Opinión

Cataluña

Rafael del Naranco | 06 de octubre de 2014

Todo está consumado… en los papeles y en la Constitución de España. Mientras los cónsules de Barcelona han decidido por gran mayoría de que el 9 de noviembre se hará la consulta que abre una inmensa brecha en el sueño de la independencia de país, el Tribunal Constitucional en pleno suspende esa acción sin sentido. Ya lo ha dicho muy claramente el presidente Mariano Rajoy Brey –y lo viene repitiendo desde hace meses–: Artur Mas i Gacarró no podrá, pese a todo lo que intente hacer “fuera de los parámetros de la ley” votada mayoritariamente por todos y cada uno de los españoles. La política es un juego más complicado que el ajedrez, pero se juega usando el sentido de la brisca, ese juego tan de pueblo donde el sentido común, la picardía y muchos años moviendo barajas enseña la forma de no dejarse engañar. En eso estamos ahora, con la salvedad de que ese movimiento de sotas, caballos, espadas y bastos se está haciendo sobre toda la piel de toro.
Alguien lo dijo en tiempos de María Castañas. El nacionalismo pierde todos sus valores cuando la persona ofuscada en esa acción con poco sentido y nada de lógica, viaja por el mundo. No es nada nuevo, pero el andar por los caminos, mares y trochas de la tierra, enseña mucho.
Sobre la independencia de Cataluña se viene hablando largo y tendido. Hace, por citar poco, tres siglos. En medio hubo golpes, asesinatos, peleas, falsas historias hipócritas, engaños y un abundante odio hacia todo lo español.
En los últimos años, desde la llegada de una democracia tuerta la mayoría de las veces, el gobierno central de España –el sentido de los curules en Madrid– ha sido opaco, ciego y un poco lelo.
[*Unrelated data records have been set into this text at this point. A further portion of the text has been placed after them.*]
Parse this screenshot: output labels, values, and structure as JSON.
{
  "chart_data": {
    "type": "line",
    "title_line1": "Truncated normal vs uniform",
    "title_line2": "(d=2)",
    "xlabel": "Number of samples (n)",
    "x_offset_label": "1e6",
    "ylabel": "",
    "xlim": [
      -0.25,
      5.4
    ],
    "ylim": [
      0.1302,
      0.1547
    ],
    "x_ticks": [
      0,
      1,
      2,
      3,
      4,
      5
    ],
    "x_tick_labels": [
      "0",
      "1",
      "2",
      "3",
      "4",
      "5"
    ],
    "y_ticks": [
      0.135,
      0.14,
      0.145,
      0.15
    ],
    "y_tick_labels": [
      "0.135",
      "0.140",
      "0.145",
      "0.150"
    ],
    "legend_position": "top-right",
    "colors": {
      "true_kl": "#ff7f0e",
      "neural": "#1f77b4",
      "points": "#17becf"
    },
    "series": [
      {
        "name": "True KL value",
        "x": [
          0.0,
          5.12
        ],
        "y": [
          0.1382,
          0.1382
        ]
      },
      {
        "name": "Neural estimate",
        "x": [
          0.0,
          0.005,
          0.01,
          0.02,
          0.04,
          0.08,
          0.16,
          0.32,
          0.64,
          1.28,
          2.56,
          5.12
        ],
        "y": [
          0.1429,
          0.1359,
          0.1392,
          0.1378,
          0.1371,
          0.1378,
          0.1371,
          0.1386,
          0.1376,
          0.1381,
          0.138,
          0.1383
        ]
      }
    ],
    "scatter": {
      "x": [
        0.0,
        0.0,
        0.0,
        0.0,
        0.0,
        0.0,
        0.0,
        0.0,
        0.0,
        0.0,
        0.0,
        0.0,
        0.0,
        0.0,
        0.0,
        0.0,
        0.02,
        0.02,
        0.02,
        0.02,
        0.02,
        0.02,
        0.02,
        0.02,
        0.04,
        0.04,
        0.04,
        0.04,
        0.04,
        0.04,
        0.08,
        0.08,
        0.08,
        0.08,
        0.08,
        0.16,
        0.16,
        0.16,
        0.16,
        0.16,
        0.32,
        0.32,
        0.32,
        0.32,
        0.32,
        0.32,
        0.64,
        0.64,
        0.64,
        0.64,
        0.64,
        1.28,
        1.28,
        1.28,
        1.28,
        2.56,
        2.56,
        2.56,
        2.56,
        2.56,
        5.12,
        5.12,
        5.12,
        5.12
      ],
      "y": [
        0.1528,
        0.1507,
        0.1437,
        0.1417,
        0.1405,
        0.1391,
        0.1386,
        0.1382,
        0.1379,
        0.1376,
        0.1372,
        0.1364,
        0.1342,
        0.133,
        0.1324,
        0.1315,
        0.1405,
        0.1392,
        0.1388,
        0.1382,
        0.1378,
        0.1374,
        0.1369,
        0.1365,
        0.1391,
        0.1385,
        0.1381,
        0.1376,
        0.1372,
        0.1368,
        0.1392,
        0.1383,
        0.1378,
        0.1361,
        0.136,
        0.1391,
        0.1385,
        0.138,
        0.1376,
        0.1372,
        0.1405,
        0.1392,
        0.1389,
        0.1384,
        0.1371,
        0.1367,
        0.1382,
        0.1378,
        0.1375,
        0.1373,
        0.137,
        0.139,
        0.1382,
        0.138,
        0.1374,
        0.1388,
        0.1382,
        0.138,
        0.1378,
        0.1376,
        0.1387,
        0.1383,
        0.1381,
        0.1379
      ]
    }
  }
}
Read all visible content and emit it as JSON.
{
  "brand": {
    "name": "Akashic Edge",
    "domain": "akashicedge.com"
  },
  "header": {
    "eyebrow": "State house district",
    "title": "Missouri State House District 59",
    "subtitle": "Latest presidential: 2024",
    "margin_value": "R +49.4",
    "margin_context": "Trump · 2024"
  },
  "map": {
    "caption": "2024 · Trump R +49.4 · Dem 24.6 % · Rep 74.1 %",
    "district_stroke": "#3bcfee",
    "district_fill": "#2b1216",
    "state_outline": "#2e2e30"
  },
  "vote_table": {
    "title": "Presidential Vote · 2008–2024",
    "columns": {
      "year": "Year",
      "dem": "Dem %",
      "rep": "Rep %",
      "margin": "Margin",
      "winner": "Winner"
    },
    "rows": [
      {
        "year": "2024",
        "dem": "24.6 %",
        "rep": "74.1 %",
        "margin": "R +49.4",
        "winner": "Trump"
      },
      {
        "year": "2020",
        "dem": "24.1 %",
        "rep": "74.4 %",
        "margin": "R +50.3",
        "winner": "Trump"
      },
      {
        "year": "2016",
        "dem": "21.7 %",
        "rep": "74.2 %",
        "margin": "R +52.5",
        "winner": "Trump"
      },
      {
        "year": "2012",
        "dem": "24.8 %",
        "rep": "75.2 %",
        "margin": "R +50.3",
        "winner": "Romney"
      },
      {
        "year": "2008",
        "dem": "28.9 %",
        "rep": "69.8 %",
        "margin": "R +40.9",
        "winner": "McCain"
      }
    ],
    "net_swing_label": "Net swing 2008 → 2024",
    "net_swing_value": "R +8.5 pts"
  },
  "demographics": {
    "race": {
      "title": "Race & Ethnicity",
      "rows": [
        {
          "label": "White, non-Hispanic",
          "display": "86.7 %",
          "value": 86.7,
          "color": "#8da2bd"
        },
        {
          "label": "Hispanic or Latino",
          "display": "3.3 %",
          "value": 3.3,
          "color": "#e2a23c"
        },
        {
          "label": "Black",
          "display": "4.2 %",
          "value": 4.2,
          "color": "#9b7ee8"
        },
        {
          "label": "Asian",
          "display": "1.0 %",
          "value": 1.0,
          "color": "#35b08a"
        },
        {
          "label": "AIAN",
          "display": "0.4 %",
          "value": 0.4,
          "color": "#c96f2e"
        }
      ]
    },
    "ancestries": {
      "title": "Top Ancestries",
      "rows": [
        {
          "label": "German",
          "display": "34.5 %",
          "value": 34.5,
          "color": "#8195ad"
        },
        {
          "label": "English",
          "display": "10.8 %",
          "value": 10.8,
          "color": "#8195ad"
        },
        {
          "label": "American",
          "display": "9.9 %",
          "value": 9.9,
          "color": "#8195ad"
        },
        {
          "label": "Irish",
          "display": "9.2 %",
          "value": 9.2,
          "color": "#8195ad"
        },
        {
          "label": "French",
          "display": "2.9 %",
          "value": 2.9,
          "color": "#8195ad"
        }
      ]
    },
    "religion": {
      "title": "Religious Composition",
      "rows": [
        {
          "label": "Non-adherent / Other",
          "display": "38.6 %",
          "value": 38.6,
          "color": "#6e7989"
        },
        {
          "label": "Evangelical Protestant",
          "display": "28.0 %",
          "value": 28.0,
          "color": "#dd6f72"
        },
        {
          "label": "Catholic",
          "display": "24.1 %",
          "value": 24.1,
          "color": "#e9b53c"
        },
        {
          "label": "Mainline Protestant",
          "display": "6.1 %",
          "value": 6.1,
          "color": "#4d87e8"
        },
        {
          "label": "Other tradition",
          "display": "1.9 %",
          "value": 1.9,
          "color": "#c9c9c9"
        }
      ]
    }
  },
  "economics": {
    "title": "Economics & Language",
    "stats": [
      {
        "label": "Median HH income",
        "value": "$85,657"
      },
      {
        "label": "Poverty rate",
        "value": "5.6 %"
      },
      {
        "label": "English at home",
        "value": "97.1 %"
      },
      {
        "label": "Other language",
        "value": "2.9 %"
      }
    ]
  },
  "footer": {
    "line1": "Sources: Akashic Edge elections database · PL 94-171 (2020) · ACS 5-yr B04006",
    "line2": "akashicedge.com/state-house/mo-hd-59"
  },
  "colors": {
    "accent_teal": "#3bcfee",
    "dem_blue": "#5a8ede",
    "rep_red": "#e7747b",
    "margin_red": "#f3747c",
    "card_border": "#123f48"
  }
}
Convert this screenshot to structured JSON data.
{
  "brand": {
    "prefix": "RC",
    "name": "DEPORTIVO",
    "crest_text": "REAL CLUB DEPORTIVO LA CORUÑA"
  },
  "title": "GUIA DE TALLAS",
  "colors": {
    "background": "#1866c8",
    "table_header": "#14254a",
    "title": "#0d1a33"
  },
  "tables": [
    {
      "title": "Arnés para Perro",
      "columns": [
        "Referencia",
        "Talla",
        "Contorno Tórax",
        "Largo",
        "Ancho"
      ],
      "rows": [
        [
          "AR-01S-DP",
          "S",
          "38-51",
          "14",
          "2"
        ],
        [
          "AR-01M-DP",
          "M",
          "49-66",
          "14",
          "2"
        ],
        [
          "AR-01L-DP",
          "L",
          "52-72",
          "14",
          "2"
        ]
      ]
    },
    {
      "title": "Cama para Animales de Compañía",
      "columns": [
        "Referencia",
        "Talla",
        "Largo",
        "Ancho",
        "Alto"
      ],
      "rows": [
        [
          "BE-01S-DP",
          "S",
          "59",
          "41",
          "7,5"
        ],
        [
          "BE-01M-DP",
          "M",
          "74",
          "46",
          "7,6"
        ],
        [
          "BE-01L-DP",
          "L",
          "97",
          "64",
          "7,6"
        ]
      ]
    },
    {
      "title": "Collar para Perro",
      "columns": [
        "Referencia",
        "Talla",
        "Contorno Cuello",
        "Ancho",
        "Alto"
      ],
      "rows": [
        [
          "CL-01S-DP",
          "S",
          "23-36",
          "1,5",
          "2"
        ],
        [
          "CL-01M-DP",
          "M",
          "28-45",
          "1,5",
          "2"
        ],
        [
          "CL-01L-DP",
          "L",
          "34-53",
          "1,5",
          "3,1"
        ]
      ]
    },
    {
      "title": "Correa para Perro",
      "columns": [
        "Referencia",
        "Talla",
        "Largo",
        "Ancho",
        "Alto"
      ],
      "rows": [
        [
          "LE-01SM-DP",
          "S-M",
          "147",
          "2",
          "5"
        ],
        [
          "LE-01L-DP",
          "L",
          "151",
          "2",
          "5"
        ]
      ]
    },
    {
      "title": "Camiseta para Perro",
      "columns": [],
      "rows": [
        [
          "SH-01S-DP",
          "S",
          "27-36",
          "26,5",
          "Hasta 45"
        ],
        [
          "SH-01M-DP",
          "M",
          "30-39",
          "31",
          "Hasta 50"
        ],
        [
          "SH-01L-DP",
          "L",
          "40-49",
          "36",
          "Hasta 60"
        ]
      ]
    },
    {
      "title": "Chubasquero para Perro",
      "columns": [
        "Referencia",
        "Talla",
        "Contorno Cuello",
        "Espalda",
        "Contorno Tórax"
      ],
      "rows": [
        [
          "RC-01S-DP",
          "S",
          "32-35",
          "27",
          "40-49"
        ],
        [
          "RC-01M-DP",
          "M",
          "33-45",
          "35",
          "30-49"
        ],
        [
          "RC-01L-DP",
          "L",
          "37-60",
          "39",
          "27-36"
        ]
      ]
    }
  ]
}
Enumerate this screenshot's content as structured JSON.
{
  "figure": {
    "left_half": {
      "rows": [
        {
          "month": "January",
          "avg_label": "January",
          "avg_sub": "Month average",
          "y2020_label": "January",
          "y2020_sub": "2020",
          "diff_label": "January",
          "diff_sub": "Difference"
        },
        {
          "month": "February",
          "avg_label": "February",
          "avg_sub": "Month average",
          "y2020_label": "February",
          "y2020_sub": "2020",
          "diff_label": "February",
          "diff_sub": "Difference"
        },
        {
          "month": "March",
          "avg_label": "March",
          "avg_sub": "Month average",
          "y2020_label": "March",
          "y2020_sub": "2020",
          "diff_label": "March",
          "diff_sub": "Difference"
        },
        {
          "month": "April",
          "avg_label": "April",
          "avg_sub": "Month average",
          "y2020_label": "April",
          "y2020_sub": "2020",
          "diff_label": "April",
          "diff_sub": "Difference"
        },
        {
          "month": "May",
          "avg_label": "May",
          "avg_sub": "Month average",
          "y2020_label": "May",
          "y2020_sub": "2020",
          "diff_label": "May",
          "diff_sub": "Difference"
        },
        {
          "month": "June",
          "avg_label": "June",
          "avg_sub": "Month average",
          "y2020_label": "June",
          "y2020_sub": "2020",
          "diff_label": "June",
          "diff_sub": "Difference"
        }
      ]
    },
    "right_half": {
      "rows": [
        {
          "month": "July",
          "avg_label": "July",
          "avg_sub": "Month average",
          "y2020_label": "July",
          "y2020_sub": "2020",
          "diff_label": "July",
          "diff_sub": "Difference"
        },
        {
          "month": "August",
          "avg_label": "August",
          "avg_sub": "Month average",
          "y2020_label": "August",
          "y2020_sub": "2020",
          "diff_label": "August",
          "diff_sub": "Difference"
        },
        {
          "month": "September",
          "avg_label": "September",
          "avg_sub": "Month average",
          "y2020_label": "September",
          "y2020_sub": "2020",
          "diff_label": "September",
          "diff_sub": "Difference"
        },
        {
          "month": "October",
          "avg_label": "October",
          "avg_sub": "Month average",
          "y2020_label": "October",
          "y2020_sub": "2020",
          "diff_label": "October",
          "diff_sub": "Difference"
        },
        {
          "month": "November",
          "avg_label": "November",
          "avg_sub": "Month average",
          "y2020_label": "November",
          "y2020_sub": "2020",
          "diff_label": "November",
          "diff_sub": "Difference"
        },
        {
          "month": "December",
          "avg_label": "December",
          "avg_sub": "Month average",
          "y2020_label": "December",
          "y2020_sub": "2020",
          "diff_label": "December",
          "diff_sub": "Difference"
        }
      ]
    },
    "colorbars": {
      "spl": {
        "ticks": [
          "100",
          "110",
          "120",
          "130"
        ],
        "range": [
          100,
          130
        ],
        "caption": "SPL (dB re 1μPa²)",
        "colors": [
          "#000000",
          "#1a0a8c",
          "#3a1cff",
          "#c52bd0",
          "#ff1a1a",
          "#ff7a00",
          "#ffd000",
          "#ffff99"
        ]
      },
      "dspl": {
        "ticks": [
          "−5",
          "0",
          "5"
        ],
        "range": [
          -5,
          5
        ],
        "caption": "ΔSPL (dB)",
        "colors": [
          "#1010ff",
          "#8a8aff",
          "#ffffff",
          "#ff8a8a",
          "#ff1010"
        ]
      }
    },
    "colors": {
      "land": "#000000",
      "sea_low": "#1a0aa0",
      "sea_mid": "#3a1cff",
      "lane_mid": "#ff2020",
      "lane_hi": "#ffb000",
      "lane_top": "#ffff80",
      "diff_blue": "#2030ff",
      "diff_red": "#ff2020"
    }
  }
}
No ha sabido poner las cosas en su sitio, y eso viene de Felipe González Márquez, José María Aznar López, José Luis Rodríguez Zapatero y ahora mismo Mariano Rajoy Brey. Los gobernantes no tenían que hacer mucho: simplemente hacer cumplir la Carta Magna que todo el país, bajo la cobija de los diversos partidos representados en las Cortes, avaló con mayoría absoluta.
Ahora el caballo se sentó sobre el jinete, y así van la cosas. Mejor dicho, no van.
De aquí al 9 de noviembre pueden suceder muchas cosas, ya que ahora mismo los catalanes se han lanzado a las calles y están dispuestos a todo, o casi todo, lo cual pasa, en primer lugar, por conseguir la independencia de España.
Mucho se ha escrito, empapelado, y más se va hacer. Esto –con perdón– se está convirtiendo en la de Dios es Cristo. Vuelve la tierra carpetovetónica de charanga y pandereta, fuelle y tambor, fiesta del fuego y del agua, petardos por doquier. Algunas o muchas bombas de papel y cartón piedra, todo regado con un ¡Viva la madre que nos parió!, que a estas alturas del desmadre más parece todo un acto sacramental pintado por Salvador Dalí cuando estaba escondido en un huevo, cantado años atrás, muchos, por un tal José Vicenc Fois o, más cerca, las expresiones de Josep Pla en Cadaqués. Lo importante es que exista un madre patria a todo tren.
Hay estudios, análisis, tesis, congresos, reuniones secretas y casi masónicas, ruegos a la Moreneta y peregrinajes por doquier. Todo parece una guerra santa o santa guerra. Van a haber escapularios, rosarios de la aurora, cantos a María y hasta botafumeiros lanzados desde Monserrat.
Quedan dos meses por delante o ninguno. Lo que suceda en las próximas dos semanas será de órdago y padre y señor nuestro. Esperemos y recuerden: nunca la noche es más oscura que al amanecer.